Report show that 10-40% of patients decide to have treatment in the absence of progression. Regular MRI scans might be more accurate at detecting progression but a definitive randomised controlled trial is required. Methods
We will conduct an RCT in 30 UK centres recruiting from diverse ethnic, socio-economic and vulnerable groups. After consent, patients with localised prostate cancer who have chosen active surveillance will be randomly allocated to either NICE defined surveillance or regular MRI based surveillance. Annual biparametric MRI scans for visible or GG2 cancers and every two years for others.
Suspicious changes on MRI will require biopsy. The primary outcome will be progression in each group defined as higher risk cancer on biopsy (Grade Group >/=3) or higher stage (>/=T3 or >/=N or >/=M1) over 5-years. We will also measure number having MRI, biopsies and cancer treatment, complications and side-effects, and patient reported outcome measures on health-related quality-of-life, anxiety, urinary, sexual and bowel function.
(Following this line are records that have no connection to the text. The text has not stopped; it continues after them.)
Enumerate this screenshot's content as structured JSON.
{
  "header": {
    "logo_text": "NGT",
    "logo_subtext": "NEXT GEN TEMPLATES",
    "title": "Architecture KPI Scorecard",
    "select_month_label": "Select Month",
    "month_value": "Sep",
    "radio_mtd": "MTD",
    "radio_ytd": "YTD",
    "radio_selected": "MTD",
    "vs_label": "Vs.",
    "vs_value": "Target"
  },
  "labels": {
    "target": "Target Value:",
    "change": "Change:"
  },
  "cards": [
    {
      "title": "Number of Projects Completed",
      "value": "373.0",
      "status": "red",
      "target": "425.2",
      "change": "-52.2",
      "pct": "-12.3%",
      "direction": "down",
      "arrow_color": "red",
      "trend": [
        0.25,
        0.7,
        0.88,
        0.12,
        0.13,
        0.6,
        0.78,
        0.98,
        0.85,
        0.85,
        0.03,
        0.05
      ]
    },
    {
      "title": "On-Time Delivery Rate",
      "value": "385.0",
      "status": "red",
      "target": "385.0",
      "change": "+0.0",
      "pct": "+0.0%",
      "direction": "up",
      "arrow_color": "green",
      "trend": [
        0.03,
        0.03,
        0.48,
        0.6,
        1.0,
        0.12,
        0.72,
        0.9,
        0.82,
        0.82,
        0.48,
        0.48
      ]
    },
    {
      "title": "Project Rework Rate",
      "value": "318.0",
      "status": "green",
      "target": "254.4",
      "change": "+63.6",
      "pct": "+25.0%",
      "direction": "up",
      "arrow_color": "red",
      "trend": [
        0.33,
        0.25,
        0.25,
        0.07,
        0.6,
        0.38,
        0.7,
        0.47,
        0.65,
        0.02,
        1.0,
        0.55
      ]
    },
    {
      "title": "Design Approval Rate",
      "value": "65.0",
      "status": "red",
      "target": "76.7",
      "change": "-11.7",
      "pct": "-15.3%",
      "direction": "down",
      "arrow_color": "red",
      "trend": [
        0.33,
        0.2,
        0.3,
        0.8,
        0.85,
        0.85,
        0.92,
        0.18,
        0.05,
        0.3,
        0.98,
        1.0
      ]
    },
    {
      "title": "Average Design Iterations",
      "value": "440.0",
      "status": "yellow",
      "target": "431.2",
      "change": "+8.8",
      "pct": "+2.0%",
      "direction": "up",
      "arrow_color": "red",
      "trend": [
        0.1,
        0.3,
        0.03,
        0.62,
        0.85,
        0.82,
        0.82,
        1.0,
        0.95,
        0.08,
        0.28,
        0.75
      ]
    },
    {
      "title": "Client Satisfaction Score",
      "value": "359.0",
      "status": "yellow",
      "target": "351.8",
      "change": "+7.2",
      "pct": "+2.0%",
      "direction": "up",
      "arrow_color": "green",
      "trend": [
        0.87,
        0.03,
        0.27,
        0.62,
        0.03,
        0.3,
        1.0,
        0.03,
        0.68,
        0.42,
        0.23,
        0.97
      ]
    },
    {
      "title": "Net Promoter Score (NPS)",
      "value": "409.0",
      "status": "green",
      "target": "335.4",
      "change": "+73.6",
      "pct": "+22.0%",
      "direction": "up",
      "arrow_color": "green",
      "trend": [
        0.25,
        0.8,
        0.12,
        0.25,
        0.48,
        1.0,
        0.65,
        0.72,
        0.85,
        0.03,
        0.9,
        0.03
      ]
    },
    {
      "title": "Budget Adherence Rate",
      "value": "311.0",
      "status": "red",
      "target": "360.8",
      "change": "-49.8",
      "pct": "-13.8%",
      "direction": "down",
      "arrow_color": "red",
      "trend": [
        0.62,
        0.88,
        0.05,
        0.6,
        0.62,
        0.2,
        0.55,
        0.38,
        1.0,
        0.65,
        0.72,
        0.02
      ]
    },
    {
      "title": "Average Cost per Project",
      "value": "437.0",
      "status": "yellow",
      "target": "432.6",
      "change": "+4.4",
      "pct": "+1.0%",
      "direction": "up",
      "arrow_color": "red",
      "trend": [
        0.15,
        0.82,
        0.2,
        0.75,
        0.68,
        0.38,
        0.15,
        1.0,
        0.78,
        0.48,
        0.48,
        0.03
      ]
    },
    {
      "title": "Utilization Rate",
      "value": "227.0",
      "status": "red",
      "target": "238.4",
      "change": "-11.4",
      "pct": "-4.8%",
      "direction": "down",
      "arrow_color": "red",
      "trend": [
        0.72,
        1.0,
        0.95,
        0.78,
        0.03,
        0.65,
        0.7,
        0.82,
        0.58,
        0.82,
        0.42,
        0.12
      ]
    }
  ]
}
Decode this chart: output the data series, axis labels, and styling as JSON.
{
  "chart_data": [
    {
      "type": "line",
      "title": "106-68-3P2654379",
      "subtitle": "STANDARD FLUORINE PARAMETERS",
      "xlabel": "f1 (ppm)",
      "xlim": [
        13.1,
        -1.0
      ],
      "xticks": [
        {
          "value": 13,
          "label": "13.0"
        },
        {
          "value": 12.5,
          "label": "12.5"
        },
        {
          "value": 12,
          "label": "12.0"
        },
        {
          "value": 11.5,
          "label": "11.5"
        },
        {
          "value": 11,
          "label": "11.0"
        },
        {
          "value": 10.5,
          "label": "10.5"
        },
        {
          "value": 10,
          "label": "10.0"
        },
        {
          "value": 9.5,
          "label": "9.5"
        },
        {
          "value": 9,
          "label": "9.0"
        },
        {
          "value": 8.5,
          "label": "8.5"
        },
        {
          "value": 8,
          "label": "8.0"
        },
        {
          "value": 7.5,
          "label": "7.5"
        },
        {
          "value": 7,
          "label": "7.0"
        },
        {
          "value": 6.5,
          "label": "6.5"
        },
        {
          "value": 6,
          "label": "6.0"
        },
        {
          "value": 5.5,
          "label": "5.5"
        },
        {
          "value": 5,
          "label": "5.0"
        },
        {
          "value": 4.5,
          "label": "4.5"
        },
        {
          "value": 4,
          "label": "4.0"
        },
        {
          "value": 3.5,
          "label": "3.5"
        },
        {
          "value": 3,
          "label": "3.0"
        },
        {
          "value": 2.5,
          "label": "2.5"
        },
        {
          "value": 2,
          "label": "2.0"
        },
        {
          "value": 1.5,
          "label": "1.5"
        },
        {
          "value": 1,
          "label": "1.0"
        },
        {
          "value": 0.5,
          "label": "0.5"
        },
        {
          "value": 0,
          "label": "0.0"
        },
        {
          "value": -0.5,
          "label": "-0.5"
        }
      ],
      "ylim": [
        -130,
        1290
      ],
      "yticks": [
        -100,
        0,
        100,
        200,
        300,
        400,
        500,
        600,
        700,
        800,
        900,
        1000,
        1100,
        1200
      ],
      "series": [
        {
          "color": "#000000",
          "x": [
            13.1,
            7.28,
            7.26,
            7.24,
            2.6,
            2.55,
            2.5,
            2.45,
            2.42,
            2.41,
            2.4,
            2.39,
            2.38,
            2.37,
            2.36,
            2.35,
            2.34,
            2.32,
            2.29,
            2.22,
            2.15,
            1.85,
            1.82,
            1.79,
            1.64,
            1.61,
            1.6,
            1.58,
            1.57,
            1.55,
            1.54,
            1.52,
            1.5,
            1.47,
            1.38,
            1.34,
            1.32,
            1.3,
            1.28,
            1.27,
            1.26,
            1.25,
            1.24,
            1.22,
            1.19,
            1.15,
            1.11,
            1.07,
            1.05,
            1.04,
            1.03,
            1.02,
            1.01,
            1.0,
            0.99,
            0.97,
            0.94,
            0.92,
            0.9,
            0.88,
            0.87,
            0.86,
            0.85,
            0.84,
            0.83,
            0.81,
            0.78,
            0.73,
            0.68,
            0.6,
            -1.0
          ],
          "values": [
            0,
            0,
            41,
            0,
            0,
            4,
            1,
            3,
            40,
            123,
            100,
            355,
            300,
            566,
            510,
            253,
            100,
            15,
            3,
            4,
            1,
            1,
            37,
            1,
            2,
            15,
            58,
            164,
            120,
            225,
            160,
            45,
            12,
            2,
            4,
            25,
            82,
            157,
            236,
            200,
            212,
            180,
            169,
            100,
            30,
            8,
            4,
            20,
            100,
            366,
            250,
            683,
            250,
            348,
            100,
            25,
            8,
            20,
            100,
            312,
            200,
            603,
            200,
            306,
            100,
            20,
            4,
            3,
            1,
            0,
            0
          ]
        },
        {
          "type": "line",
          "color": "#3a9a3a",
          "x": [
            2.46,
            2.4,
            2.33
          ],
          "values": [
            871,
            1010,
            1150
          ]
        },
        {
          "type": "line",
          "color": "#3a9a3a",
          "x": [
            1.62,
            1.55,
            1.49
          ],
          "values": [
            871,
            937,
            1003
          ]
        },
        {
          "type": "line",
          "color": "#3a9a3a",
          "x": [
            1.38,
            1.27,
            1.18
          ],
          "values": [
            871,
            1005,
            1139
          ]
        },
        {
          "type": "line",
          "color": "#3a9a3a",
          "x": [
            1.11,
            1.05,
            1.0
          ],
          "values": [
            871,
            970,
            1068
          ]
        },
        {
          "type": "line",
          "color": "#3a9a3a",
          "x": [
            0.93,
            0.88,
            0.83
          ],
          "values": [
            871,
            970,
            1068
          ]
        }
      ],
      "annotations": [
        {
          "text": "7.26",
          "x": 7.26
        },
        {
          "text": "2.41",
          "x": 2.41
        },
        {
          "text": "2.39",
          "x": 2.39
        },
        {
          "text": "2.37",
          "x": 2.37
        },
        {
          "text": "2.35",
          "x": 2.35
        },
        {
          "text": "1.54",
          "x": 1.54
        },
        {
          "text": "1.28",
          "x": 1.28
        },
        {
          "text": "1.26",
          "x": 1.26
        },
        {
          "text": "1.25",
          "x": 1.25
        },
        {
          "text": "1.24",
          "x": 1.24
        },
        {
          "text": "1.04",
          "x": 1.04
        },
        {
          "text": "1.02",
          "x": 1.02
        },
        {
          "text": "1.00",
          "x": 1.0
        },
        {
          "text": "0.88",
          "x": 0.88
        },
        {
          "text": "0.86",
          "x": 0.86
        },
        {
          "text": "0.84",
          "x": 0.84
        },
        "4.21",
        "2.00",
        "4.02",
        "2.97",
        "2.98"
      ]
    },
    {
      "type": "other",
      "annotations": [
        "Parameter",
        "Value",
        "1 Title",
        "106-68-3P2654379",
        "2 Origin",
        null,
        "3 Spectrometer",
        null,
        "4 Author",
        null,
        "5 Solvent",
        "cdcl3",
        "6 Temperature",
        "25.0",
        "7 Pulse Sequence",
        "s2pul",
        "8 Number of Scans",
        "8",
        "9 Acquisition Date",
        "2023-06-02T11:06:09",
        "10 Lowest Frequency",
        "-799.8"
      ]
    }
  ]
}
The costs and cost savings for the NHS will be measured. We will have regular engagement with PPI co-applicants and focus groups. Timelines
The study will last 9-years in total. After 6-9 months of study set-up and site opening, a pilot for 12 months will be conducted to evaluate recruitment and if necessary mitigation plans to increase accrual. The main phase will recruit over 24 months with 5-years follow-up. The final months of the study will be for database queries and database lock as well as analyses and writing reports.
Impact and Dissemination
a) The regular use of MRI in active surveillance will lead to greater confidence in active surveillance for patients with low and medium risk prostate cancer. Compliance to surveillance will be high when this strategy is used. This is because such a strategy is likely to detect cancer progression earlier with fewer invasive biopsies. In our studies, <2% patients chose treatment during surveillance due to anxiety.
b) An additional ~2000 patients with intermediate risk cancer could be managed with active surveillance in future as a result of greater patient and physician confidence in active surveillance to detect progression when it occurs. c) Fewer NHS resources for clinic follow-ups, PSA tests and biopsies and their resultant harms.